= Alhaji Chief Mucktarru-Kallay =

Politician in Sierra Leone

Alhaji Chief Alimamy Mucktarru-Kallay was a politician in Sierra Leone. He formed the All People's Congress (APC) at Elba Corner in Freetown by seven leaders (Mucktarru-Kallay, Hon Allieu Badarr Koroma, Alhaji Gibrill Sesay, Hon C A Kamara-Taylor, Hon Kawusu-Conteh, Hon S A T Koroma and Mr. Abu B.S.Bangura).

== Diplomacy ==
On 24 September 1960, an outspoken critic of the SLPP government, Siaka Stevens, joined the alliance with several northern politicians including Alhaji Chief MucktarruKallay Alhaji Gibrill Sesay Sorie Ibrahim Koroma, Christian Alusine-Kamara Taylor, Mohammed Bash-Taqui, S.A.T. Koroma, Kawusu Konteh, Allieu Badarr Koroma, S.A. Fofana and Abu Bakarr S Bangura in opposition to the SLPP government.

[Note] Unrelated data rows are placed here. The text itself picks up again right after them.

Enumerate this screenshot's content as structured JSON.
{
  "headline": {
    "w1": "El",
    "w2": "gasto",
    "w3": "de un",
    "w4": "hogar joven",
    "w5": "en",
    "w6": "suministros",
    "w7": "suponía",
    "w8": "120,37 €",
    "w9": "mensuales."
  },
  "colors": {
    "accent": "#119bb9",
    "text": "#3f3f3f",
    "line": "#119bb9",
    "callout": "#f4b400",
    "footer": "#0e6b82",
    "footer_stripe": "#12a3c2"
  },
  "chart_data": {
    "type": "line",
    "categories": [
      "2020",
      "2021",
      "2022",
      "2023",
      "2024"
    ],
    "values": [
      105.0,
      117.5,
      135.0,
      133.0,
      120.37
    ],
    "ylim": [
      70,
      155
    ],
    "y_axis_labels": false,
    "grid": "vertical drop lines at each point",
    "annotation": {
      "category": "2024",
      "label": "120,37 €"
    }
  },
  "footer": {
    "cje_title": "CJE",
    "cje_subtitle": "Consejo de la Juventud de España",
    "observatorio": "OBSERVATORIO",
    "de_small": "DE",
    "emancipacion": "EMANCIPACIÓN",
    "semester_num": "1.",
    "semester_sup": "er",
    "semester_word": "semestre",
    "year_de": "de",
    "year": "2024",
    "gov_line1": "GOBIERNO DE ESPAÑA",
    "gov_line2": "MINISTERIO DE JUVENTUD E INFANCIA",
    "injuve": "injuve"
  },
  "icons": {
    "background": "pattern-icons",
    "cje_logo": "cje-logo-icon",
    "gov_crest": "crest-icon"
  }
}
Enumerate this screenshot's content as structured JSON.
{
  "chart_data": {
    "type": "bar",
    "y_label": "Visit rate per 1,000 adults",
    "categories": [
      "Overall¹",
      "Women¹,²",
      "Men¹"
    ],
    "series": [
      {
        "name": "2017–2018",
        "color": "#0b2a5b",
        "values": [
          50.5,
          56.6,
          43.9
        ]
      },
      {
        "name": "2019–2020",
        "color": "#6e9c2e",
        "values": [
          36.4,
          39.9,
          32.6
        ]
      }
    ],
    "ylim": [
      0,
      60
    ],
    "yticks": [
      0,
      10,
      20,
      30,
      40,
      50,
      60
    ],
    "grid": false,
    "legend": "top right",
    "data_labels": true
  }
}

Stevens took advantage of the dissatisfaction with the ruling SLPP among some prominent politicians from the Northern part of Sierra Leone to form the APC. Stevens used the Northern part of Sierra Leone as his political base. Pa Siaka Probyn Stevens joined the APC on 24 September 1960.

Sierra Leone and the United Kingdom signed a secret defence pact. Another point of contention by Stevens was the Sierra Leonean government's position, that there would be no elections held before independence which would effectively shut him out of Sierra Leone's political process. Upon their return to Freetown on 4 May 1960, Stevens was expelled from the People's National Party (PNP).